DiffusionWithAutoscaler
allows you to serve stable diffusion with a production ready endpoint on lightning.ai.
To get started, save this code snippet as app.py
and run the below at the end of the README.
# !pip install 'git+https://github.com/Lightning-AI/LAI-API-Access-UI-Component.git'
# !pip install 'git+https://github.com/Lightning-AI/stablediffusion.git@lit'
# !curl https://raw.githubusercontent.com/Lightning-AI/stablediffusion/lit/configs/stable-diffusion/v1-inference.yaml -o v1-inference.yaml
import lightning as L
import os, base64, io, torch, ldm
from diffusion_with_autoscaler import (
AutoScaler,
BatchText,
BatchImage,
Text,
Image,
CustomColdStartProxy,
)
PROXY_URL = "https://ulhcn-01gd3c9epmk5xj2y9a9jrrvgt8.litng-ai-03.litng.ai/api/predict"
class DiffusionServer(L.app.components.PythonServer):
def __init__(self, *args, **kwargs):
super().__init__(input_type=BatchText, output_type=BatchImage, *args, **kwargs)
def setup(self):
if not os.path.exists("v1-5-pruned-emaonly.ckpt"):
cmd = "curl -C - https://pl-public-data.s3.amazonaws.com/dream_stable_diffusion/v1-5-pruned-emaonly.ckpt -o v1-5-pruned-emaonly.ckpt"
os.system(cmd)
device = "cuda" if torch.cuda.is_available() else "cpu"
self._model = ldm.lightning.LightningStableDiffusion(
config_path="v1-inference.yaml",
checkpoint_path="v1-5-pruned-emaonly.ckpt",
device=device,
deepspeed=True, # Supported on Ampere and RTX, skipped otherwise.
context="no_grad",
flash_attention="triton",
steps=30,
)
def predict(self, requests):
texts = [request.text for request in requests.inputs]
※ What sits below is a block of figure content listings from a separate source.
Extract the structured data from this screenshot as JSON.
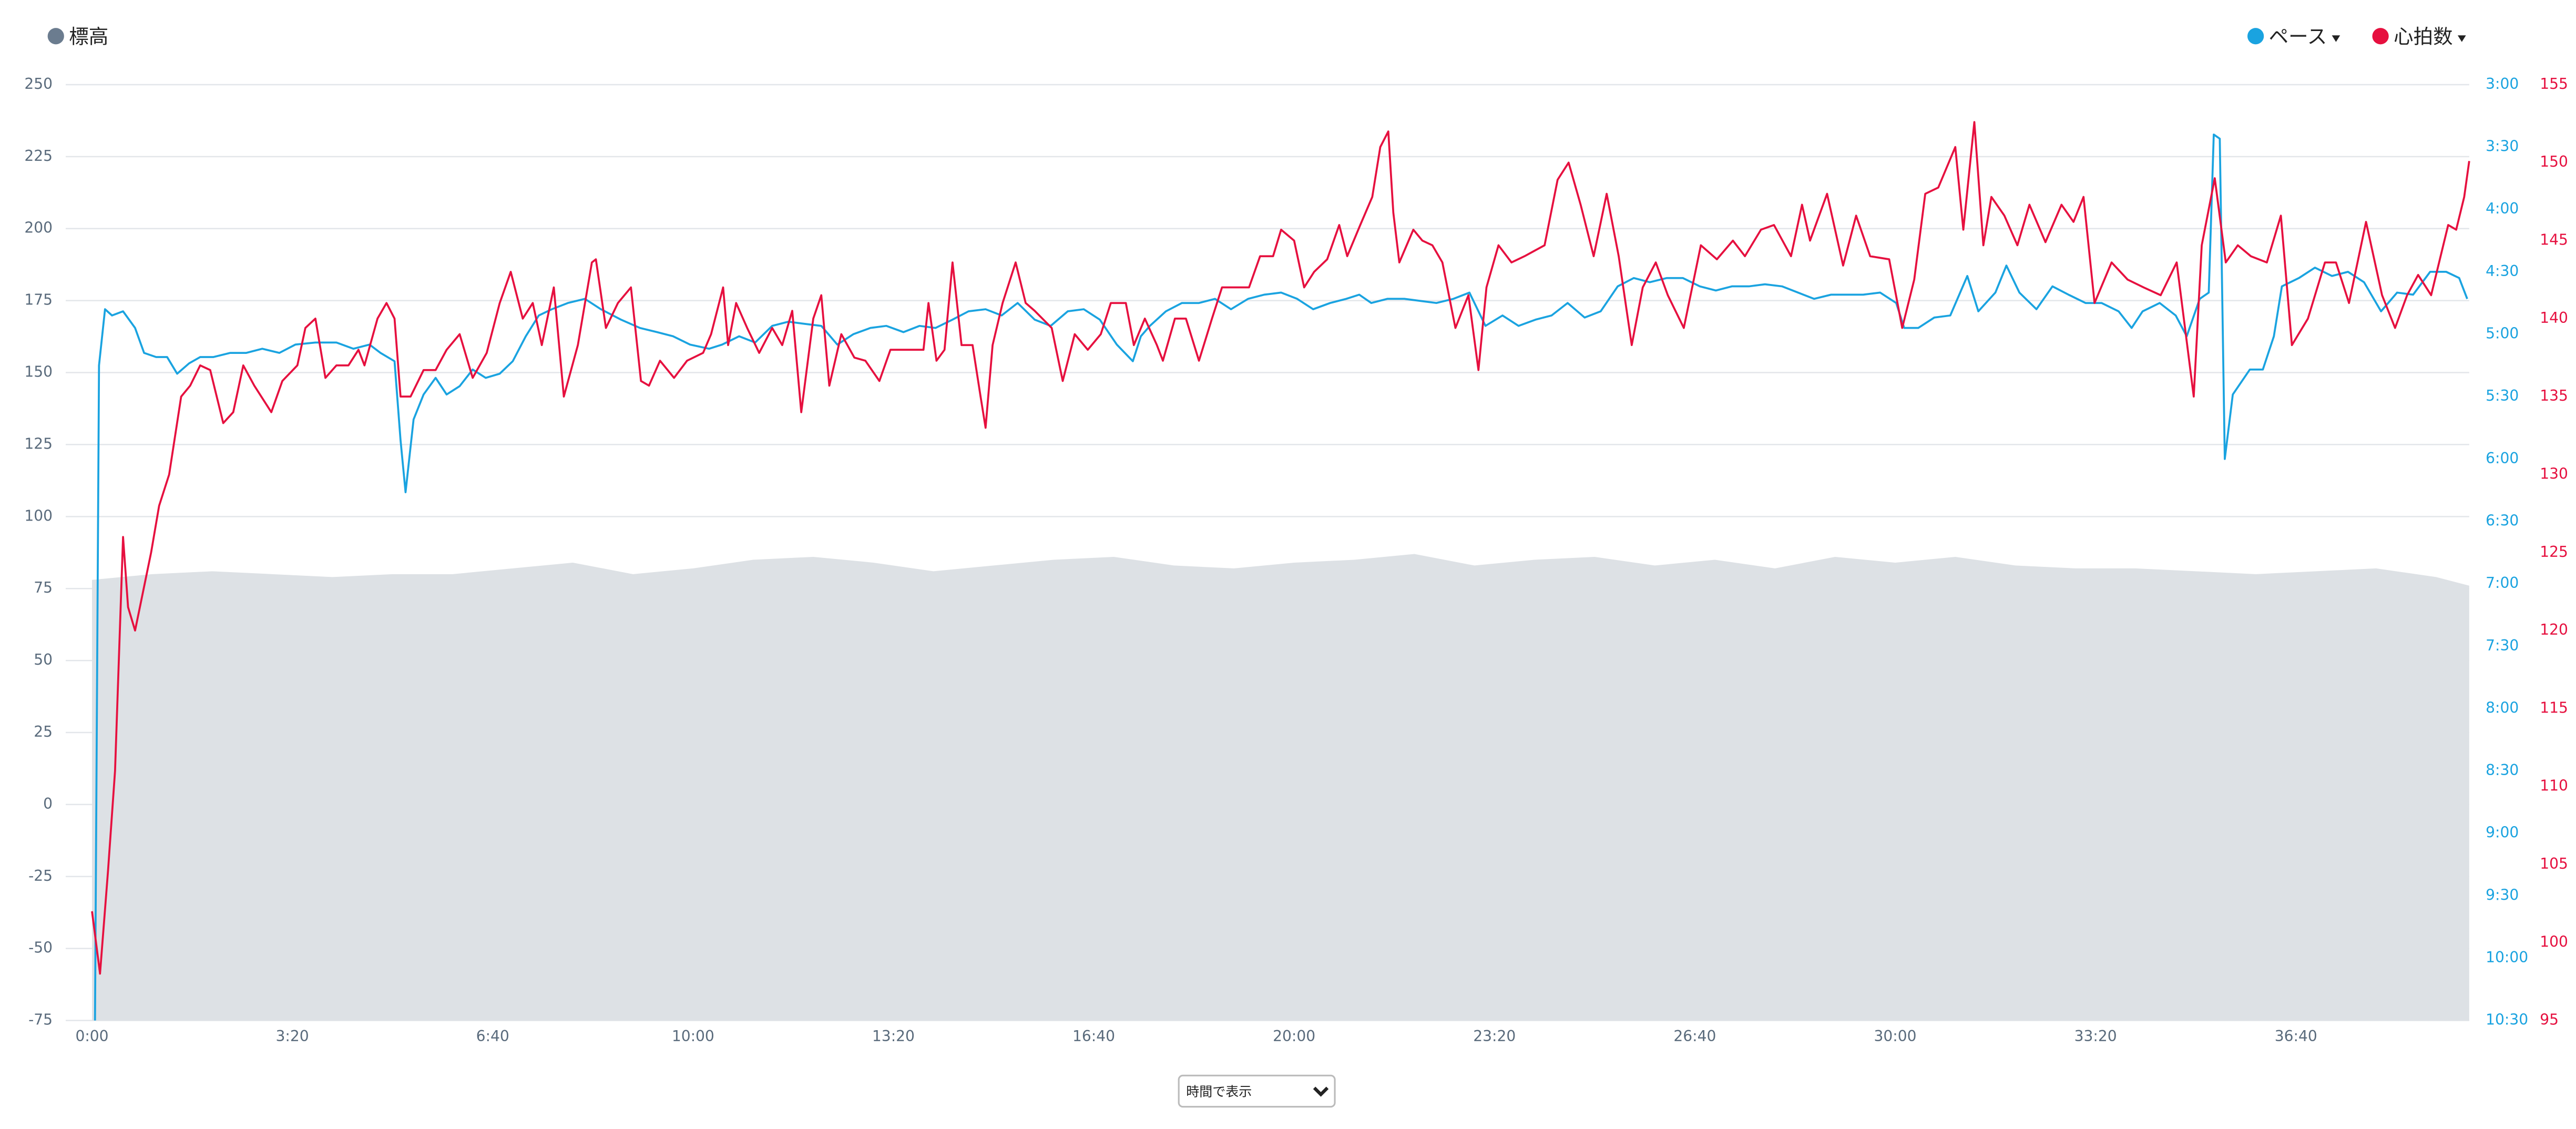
{
  "chart_data": {
    "type": "line",
    "xlim": [
      0,
      2373
    ],
    "xticks": [
      {
        "value": 0,
        "label": "0:00"
      },
      {
        "value": 200,
        "label": "3:20"
      },
      {
        "value": 400,
        "label": "6:40"
      },
      {
        "value": 600,
        "label": "10:00"
      },
      {
        "value": 800,
        "label": "13:20"
      },
      {
        "value": 1000,
        "label": "16:40"
      },
      {
        "value": 1200,
        "label": "20:00"
      },
      {
        "value": 1400,
        "label": "23:20"
      },
      {
        "value": 1600,
        "label": "26:40"
      },
      {
        "value": 1800,
        "label": "30:00"
      },
      {
        "value": 2000,
        "label": "33:20"
      },
      {
        "value": 2200,
        "label": "36:40"
      }
    ],
    "ylim": [
      -75,
      250
    ],
    "yticks": [
      -75,
      -50,
      -25,
      0,
      25,
      50,
      75,
      100,
      125,
      150,
      175,
      200,
      225,
      250
    ],
    "y2lim": [
      630,
      180
    ],
    "y2ticks": [
      {
        "value": 180,
        "label": "3:00"
      },
      {
        "value": 210,
        "label": "3:30"
      },
      {
        "value": 240,
        "label": "4:00"
      },
      {
        "value": 270,
        "label": "4:30"
      },
      {
        "value": 300,
        "label": "5:00"
      },
      {
        "value": 330,
        "label": "5:30"
      },
      {
        "value": 360,
        "label": "6:00"
      },
      {
        "value": 390,
        "label": "6:30"
      },
      {
        "value": 420,
        "label": "7:00"
      },
      {
        "value": 450,
        "label": "7:30"
      },
      {
        "value": 480,
        "label": "8:00"
      },
      {
        "value": 510,
        "label": "8:30"
      },
      {
        "value": 540,
        "label": "9:00"
      },
      {
        "value": 570,
        "label": "9:30"
      },
      {
        "value": 600,
        "label": "10:00"
      },
      {
        "value": 630,
        "label": "10:30"
      }
    ],
    "y3lim": [
      95,
      155
    ],
    "y3ticks": [
      95,
      100,
      105,
      110,
      115,
      120,
      125,
      130,
      135,
      140,
      145,
      150,
      155
    ],
    "grid": true,
    "series": [
      {
        "name": "標高",
        "type": "area",
        "axis": "y",
        "color": "#dde1e5",
        "legend_color": "#6b7c8f",
        "x": [
          0,
          60,
          120,
          180,
          240,
          300,
          360,
          420,
          480,
          540,
          600,
          660,
          720,
          780,
          840,
          900,
          960,
          1020,
          1080,
          1140,
          1200,
          1260,
          1320,
          1380,
          1440,
          1500,
          1560,
          1620,
          1680,
          1740,
          1800,
          1860,
          1920,
          1980,
          2040,
          2100,
          2160,
          2220,
          2280,
          2340,
          2373
        ],
        "values": [
          78,
          80,
          81,
          80,
          79,
          80,
          80,
          82,
          84,
          80,
          82,
          85,
          86,
          84,
          81,
          83,
          85,
          86,
          83,
          82,
          84,
          85,
          87,
          83,
          85,
          86,
          83,
          85,
          82,
          86,
          84,
          86,
          83,
          82,
          82,
          81,
          80,
          81,
          82,
          79,
          76
        ]
      },
      {
        "name": "ペース",
        "type": "line",
        "axis": "y2",
        "color": "#1aa3e0",
        "x": [
          3,
          7,
          13,
          20,
          31,
          43,
          52,
          64,
          75,
          85,
          97,
          108,
          121,
          138,
          154,
          170,
          187,
          203,
          223,
          244,
          261,
          277,
          288,
          302,
          308,
          313,
          321,
          331,
          343,
          354,
          367,
          380,
          393,
          407,
          420,
          433,
          446,
          459,
          475,
          492,
          508,
          528,
          547,
          564,
          580,
          597,
          616,
          629,
          646,
          662,
          679,
          695,
          711,
          728,
          744,
          760,
          777,
          793,
          810,
          826,
          842,
          859,
          875,
          892,
          908,
          924,
          941,
          957,
          974,
          990,
          1006,
          1023,
          1039,
          1047,
          1056,
          1072,
          1088,
          1105,
          1121,
          1137,
          1154,
          1170,
          1187,
          1203,
          1219,
          1236,
          1252,
          1265,
          1277,
          1293,
          1310,
          1326,
          1342,
          1359,
          1375,
          1391,
          1408,
          1424,
          1441,
          1457,
          1473,
          1490,
          1506,
          1523,
          1539,
          1555,
          1572,
          1588,
          1605,
          1621,
          1637,
          1654,
          1670,
          1687,
          1703,
          1719,
          1736,
          1752,
          1768,
          1785,
          1801,
          1809,
          1823,
          1839,
          1855,
          1872,
          1883,
          1900,
          1911,
          1924,
          1941,
          1957,
          1973,
          1990,
          2006,
          2023,
          2036,
          2047,
          2064,
          2080,
          2091,
          2104,
          2113,
          2118,
          2124,
          2129,
          2137,
          2154,
          2167,
          2178,
          2186,
          2203,
          2219,
          2236,
          2252,
          2268,
          2285,
          2301,
          2317,
          2334,
          2350,
          2363,
          2371
        ],
        "values": [
          630,
          315,
          288,
          291,
          289,
          297,
          309,
          311,
          311,
          319,
          314,
          311,
          311,
          309,
          309,
          307,
          309,
          305,
          304,
          304,
          307,
          305,
          309,
          313,
          351,
          376,
          341,
          329,
          321,
          329,
          325,
          317,
          321,
          319,
          313,
          301,
          291,
          288,
          285,
          283,
          288,
          293,
          297,
          299,
          301,
          305,
          307,
          305,
          301,
          304,
          296,
          294,
          295,
          296,
          305,
          300,
          297,
          296,
          299,
          296,
          297,
          293,
          289,
          288,
          291,
          285,
          293,
          296,
          289,
          288,
          293,
          305,
          313,
          301,
          296,
          289,
          285,
          285,
          283,
          288,
          283,
          281,
          280,
          283,
          288,
          285,
          283,
          281,
          285,
          283,
          283,
          284,
          285,
          283,
          280,
          296,
          291,
          296,
          293,
          291,
          285,
          292,
          289,
          277,
          273,
          275,
          273,
          273,
          277,
          279,
          277,
          277,
          276,
          277,
          280,
          283,
          281,
          281,
          281,
          280,
          285,
          297,
          297,
          292,
          291,
          272,
          289,
          280,
          267,
          280,
          288,
          277,
          281,
          285,
          285,
          289,
          297,
          289,
          285,
          291,
          301,
          283,
          280,
          204,
          206,
          360,
          329,
          317,
          317,
          301,
          277,
          273,
          268,
          272,
          270,
          275,
          289,
          280,
          281,
          270,
          270,
          273,
          283
        ]
      },
      {
        "name": "心拍数",
        "type": "line",
        "axis": "y3",
        "color": "#e6103f",
        "x": [
          0,
          8,
          16,
          23,
          31,
          36,
          43,
          51,
          59,
          67,
          77,
          89,
          98,
          108,
          118,
          131,
          141,
          151,
          162,
          179,
          190,
          205,
          213,
          223,
          233,
          244,
          256,
          266,
          272,
          285,
          294,
          302,
          308,
          318,
          331,
          343,
          354,
          367,
          380,
          394,
          407,
          418,
          430,
          440,
          449,
          461,
          471,
          485,
          499,
          503,
          513,
          525,
          538,
          548,
          556,
          567,
          581,
          594,
          610,
          618,
          630,
          635,
          643,
          654,
          666,
          679,
          689,
          699,
          708,
          720,
          728,
          736,
          748,
          761,
          772,
          786,
          797,
          818,
          830,
          835,
          843,
          851,
          859,
          868,
          879,
          887,
          892,
          899,
          909,
          922,
          932,
          941,
          958,
          969,
          981,
          994,
          1007,
          1017,
          1032,
          1040,
          1051,
          1063,
          1069,
          1081,
          1092,
          1105,
          1118,
          1128,
          1155,
          1166,
          1179,
          1187,
          1200,
          1210,
          1220,
          1233,
          1245,
          1253,
          1266,
          1278,
          1286,
          1294,
          1299,
          1305,
          1319,
          1328,
          1338,
          1348,
          1361,
          1374,
          1384,
          1392,
          1404,
          1417,
          1430,
          1450,
          1463,
          1474,
          1486,
          1499,
          1512,
          1524,
          1537,
          1548,
          1561,
          1573,
          1589,
          1606,
          1622,
          1638,
          1650,
          1666,
          1679,
          1696,
          1707,
          1715,
          1732,
          1748,
          1761,
          1775,
          1794,
          1807,
          1819,
          1830,
          1843,
          1860,
          1868,
          1879,
          1888,
          1896,
          1909,
          1922,
          1934,
          1950,
          1966,
          1978,
          1988,
          1999,
          2016,
          2032,
          2048,
          2065,
          2081,
          2098,
          2106,
          2119,
          2130,
          2142,
          2155,
          2171,
          2185,
          2196,
          2212,
          2229,
          2240,
          2253,
          2270,
          2286,
          2299,
          2311,
          2322,
          2335,
          2352,
          2360,
          2368,
          2373
        ],
        "values": [
          102,
          98,
          104.6,
          111,
          126,
          121.5,
          120,
          122.5,
          125,
          128,
          130,
          135,
          135.7,
          137,
          136.7,
          133.3,
          134,
          137,
          135.7,
          134,
          136,
          137,
          139.4,
          140,
          136.2,
          137,
          137,
          138,
          137,
          140,
          141,
          140,
          135,
          135,
          136.7,
          136.7,
          138,
          139,
          136.2,
          137.8,
          141,
          143,
          140,
          141,
          138.3,
          142,
          135,
          138.3,
          143.6,
          143.8,
          139.4,
          141,
          142,
          136,
          135.7,
          137.3,
          136.2,
          137.3,
          137.8,
          139,
          142,
          138.3,
          141,
          139.4,
          137.8,
          139.4,
          138.3,
          140.5,
          134,
          140,
          141.5,
          135.7,
          139,
          137.5,
          137.3,
          136,
          138,
          138,
          138,
          141,
          137.3,
          138,
          143.6,
          138.3,
          138.3,
          135,
          133,
          138.3,
          141,
          143.6,
          141,
          140.5,
          139.4,
          136,
          139,
          138,
          139,
          141,
          141,
          138.3,
          140,
          138.3,
          137.3,
          140,
          140,
          137.3,
          140,
          142,
          142,
          144,
          144,
          145.7,
          145,
          142,
          143,
          143.8,
          146,
          144,
          146,
          147.8,
          151,
          152,
          146.8,
          143.6,
          145.7,
          145,
          144.7,
          143.6,
          139.4,
          141.5,
          136.7,
          142,
          144.7,
          143.6,
          144,
          144.7,
          148.9,
          150,
          147.3,
          144,
          148,
          144,
          138.3,
          142,
          143.6,
          141.5,
          139.4,
          144.7,
          143.8,
          145,
          144,
          145.7,
          146,
          144,
          147.3,
          145,
          148,
          143.4,
          146.6,
          144,
          143.8,
          139.4,
          142.5,
          148,
          148.4,
          151,
          145.7,
          152.6,
          144.7,
          147.8,
          146.6,
          144.7,
          147.3,
          144.9,
          147.3,
          146.2,
          147.8,
          141,
          143.6,
          142.5,
          142,
          141.5,
          143.6,
          135,
          144.7,
          149,
          143.6,
          144.7,
          144,
          143.6,
          146.6,
          138.3,
          140,
          143.6,
          143.6,
          141,
          146.2,
          141.5,
          139.4,
          141.5,
          142.8,
          141.5,
          146,
          145.7,
          147.8,
          150.1
        ]
      }
    ]
  },
  "controls": {
    "view_select": "時間で表示"
  }
}
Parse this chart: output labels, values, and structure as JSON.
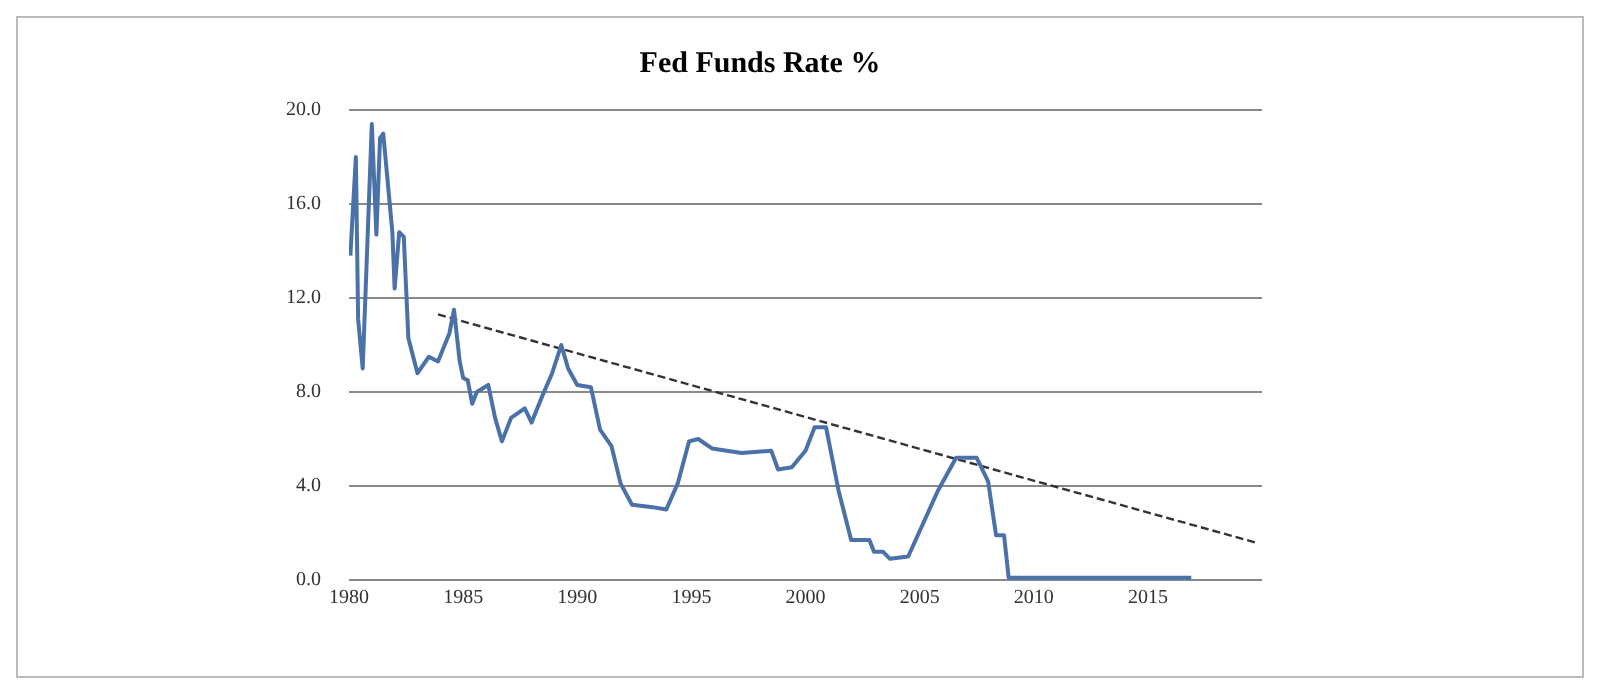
{
  "chart_data": {
    "type": "line",
    "title": "Fed Funds Rate %",
    "xlim": [
      1980,
      2020
    ],
    "xticks": [
      1980,
      1985,
      1990,
      1995,
      2000,
      2005,
      2010,
      2015
    ],
    "ylim": [
      0,
      20
    ],
    "yticks": [
      {
        "value": 0,
        "label": "0.0"
      },
      {
        "value": 4,
        "label": "4.0"
      },
      {
        "value": 8,
        "label": "8.0"
      },
      {
        "value": 12,
        "label": "12.0"
      },
      {
        "value": 16,
        "label": "16.0"
      },
      {
        "value": 20,
        "label": "20.0"
      }
    ],
    "grid": "y",
    "legend": false,
    "marker": "none",
    "series": [
      {
        "color": "#4a72a8",
        "line_style": "solid",
        "x": [
          1980.06,
          1980.3,
          1980.4,
          1980.6,
          1981.0,
          1981.2,
          1981.36,
          1981.5,
          1981.9,
          1982.0,
          1982.2,
          1982.4,
          1982.6,
          1983.0,
          1983.5,
          1983.9,
          1984.4,
          1984.6,
          1984.85,
          1985.0,
          1985.2,
          1985.4,
          1985.6,
          1986.1,
          1986.4,
          1986.7,
          1987.1,
          1987.7,
          1988.0,
          1988.5,
          1988.9,
          1989.3,
          1989.6,
          1990.0,
          1990.6,
          1991.0,
          1991.5,
          1991.9,
          1992.4,
          1993.3,
          1993.9,
          1994.4,
          1994.9,
          1995.3,
          1995.9,
          1997.2,
          1998.5,
          1998.8,
          1999.4,
          2000.0,
          2000.4,
          2000.9,
          2001.45,
          2002.0,
          2002.8,
          2003.0,
          2003.4,
          2003.7,
          2004.5,
          2005.8,
          2006.6,
          2007.5,
          2008.0,
          2008.35,
          2008.7,
          2008.9,
          2010.3,
          2012.0,
          2015.2,
          2016.9
        ],
        "values": [
          13.8,
          18.0,
          11.1,
          9.0,
          19.4,
          14.7,
          18.8,
          19.0,
          14.8,
          12.4,
          14.8,
          14.6,
          10.3,
          8.8,
          9.5,
          9.3,
          10.5,
          11.5,
          9.3,
          8.6,
          8.5,
          7.5,
          8.0,
          8.3,
          6.9,
          5.9,
          6.9,
          7.3,
          6.7,
          7.9,
          8.8,
          10.0,
          9.0,
          8.3,
          8.2,
          6.4,
          5.7,
          4.1,
          3.2,
          3.1,
          3.0,
          4.1,
          5.9,
          6.0,
          5.6,
          5.4,
          5.5,
          4.7,
          4.8,
          5.5,
          6.5,
          6.5,
          3.8,
          1.7,
          1.7,
          1.2,
          1.2,
          0.9,
          1.0,
          3.8,
          5.2,
          5.2,
          4.2,
          1.9,
          1.9,
          0.1,
          0.1,
          0.1,
          0.1,
          0.1
        ]
      },
      {
        "type": "line",
        "color": "#333333",
        "line_style": "dashed",
        "x": [
          1983.9,
          2019.7
        ],
        "values": [
          11.3,
          1.6
        ]
      }
    ]
  }
}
images = self._model.predict_step(prompts=texts, batch_idx=0)
results = []
for image in images:
buffer = io.BytesIO()
image.save(buffer, format="PNG")
image_str = base64.b64encode(buffer.getvalue()).decode("utf-8")
results.append(image_str)
return BatchImage(outputs=[{"image": image_str} for image_str in results])
component = AutoScaler(
DiffusionServer, # The component to scale
cloud_compute=L.CloudCompute("gpu-rxt", disk_size=80),
# autoscaler args
min_replicas=1,
max_replicas=1,
endpoint="/predict",
scale_out_interval=0,
scale_in_interval=600,
max_batch_size=4,
timeout_batching=0.3,
input_type=Text,
output_type=Image,
cold_start_proxy=CustomColdStartProxy(proxy_url=PROXY_URL),
)
app = L.LightningApp(component)
Run the app for free directly there.
lightning run app app.py --setup
lightning run app app.py --setup --cloud
When serving stable diffusion 1.5 with DDIM 30 steps, you can expect the followings numbers on https://lightning.ai/:
Compute Type | Max Batch Size | Number of users (locust) | Average (ms) | Min (ms) | Max (ms) |
---|---|---|---|---|---|
A10 (gpu-rtx) | 1 | 1 | 2185 | 2124 | 5030 |
A10 (gpu-rtx) | 2 | 2 | 4206 | 2139 | 6418 |
A10 (gpu-rtx) | 4 | 4 | 7524 | 2138 | 10900 |
A10 (gpu-rtx) | 6 | 6 | 10929 | 2135 | 18494 |
T4 (gpu) | 1 | 1 | 5061 | - | - |
T4 (gpu) | 2 | 2 | 11393 | - | - |
To reproduce those numbers, you can do the following:
- Run the app in the cloud
lightning run app app.py --setup --cloud
-
Wait for the app to be ready for inference in the cloud
-
Launch the load testing app (using locust)
lightning run app loadtest/app.py --cloud --env SERVER_URL={URL_SERVER}
Example:
lightning run app loadtest/app.py --cloud --env SERVER_URL=https://gcrjp-01gpgyn0kzngryjcap9vpn8aht.litng-ai-03.litng.ai
-
From the load testing UI, specify a number of users to be either 1, 2, 4, 6 and launch the load testing
-
The Stable Diffusion model gets faster with time. At convergence, you should observe the same numbers as reported in the table above. Otherwise, open an issue.
Note: Cuda Graph isn't supported yet, but extra speed up can be expected soon.